In coming to the Judges (Js) and Perceivers (Ps) we have arrived at the fourth axis on which the Meyers-Briggs personality grid is built and it is one of the most difficult style contrasts to resolve interpersonally.
Js, like Ts, believe that there is only one correct way to proceed in any given situation and are quick to act. Ps, on the other hand, look at a situation from different angles and perspectives and need more time to reflect on how to proceed. Ps believe that what is right varies depending on the perspective one has and depending upon where one stands to view it. Thus, Js tend to have more problems getting along in situations where there are many different cultures or perspectives represented.
Js, like Ts, have trouble reflecting or considering other points of view when they are clear what the right course is. They believe that the truth or what is right is absolute and does not depend on context or cultural norms.
Ps, on the other hand, often have trouble making decisions because they can become paralyzed with the different ways to understand a situation. In society, we need a balance between those who can be decisive and those who are reflective.
Interpersonally, Js and Ps often hook up and their personality differences can be a source of considerable strife and irritation.

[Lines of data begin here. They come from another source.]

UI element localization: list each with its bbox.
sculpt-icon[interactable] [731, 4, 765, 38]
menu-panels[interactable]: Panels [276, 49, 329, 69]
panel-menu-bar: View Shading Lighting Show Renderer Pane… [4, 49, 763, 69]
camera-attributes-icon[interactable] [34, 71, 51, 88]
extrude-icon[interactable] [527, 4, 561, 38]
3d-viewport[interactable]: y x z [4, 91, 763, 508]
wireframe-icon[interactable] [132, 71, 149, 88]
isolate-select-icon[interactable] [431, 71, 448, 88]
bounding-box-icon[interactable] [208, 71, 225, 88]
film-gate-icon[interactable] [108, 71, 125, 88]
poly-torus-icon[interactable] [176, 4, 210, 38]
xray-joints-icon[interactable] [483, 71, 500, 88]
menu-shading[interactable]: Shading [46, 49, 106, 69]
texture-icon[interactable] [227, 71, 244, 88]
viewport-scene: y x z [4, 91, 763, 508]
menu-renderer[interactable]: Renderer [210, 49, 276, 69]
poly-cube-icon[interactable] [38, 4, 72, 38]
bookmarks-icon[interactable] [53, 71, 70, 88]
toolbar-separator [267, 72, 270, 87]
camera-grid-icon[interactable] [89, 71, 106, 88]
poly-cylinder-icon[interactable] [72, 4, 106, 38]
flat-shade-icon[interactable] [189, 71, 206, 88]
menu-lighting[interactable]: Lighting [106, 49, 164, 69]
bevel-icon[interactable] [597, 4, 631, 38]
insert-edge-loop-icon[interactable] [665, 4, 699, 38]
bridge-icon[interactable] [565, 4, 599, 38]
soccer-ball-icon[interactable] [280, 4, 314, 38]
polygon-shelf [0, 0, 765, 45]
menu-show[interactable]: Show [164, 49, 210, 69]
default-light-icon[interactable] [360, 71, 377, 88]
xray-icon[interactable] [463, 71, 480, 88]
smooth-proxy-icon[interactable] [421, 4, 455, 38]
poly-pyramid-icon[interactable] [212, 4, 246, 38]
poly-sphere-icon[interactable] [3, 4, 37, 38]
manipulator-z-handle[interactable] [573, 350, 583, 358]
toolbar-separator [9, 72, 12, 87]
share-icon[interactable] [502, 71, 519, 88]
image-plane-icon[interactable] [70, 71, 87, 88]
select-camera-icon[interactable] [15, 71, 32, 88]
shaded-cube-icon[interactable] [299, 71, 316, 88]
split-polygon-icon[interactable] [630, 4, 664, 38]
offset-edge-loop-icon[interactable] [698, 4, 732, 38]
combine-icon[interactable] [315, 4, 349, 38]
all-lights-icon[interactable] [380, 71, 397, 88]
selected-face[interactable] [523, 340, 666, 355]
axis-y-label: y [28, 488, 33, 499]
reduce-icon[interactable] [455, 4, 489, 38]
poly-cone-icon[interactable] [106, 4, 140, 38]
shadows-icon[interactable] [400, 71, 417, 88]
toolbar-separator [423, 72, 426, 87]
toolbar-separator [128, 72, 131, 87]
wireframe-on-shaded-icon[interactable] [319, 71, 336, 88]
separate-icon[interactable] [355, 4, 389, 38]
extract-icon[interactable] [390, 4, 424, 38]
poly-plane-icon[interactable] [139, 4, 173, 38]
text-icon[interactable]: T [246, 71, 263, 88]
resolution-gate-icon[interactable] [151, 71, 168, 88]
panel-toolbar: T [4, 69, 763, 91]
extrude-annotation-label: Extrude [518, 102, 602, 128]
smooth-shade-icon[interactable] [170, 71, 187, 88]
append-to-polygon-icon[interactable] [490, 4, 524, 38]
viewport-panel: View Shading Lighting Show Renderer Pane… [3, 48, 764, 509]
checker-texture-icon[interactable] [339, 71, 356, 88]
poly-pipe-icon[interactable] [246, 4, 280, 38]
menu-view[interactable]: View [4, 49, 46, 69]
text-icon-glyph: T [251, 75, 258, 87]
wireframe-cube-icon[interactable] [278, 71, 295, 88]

It is important for the P in the relationship to be assertive and set clear boundaries which the J must learn to respect. The P needs to communicate that his/her point of view must be honored equally with the Js and taken into full account along with the J’s when decisions are made.
As with all personality type differences, it is very important and helpful for Js and Ps to be aware of each other’s distinctions which can serve as a starting point for understanding problems and find workable solutions. With practice, the clashes between personality styles can be reduced and mutual understanding and respect can be attained.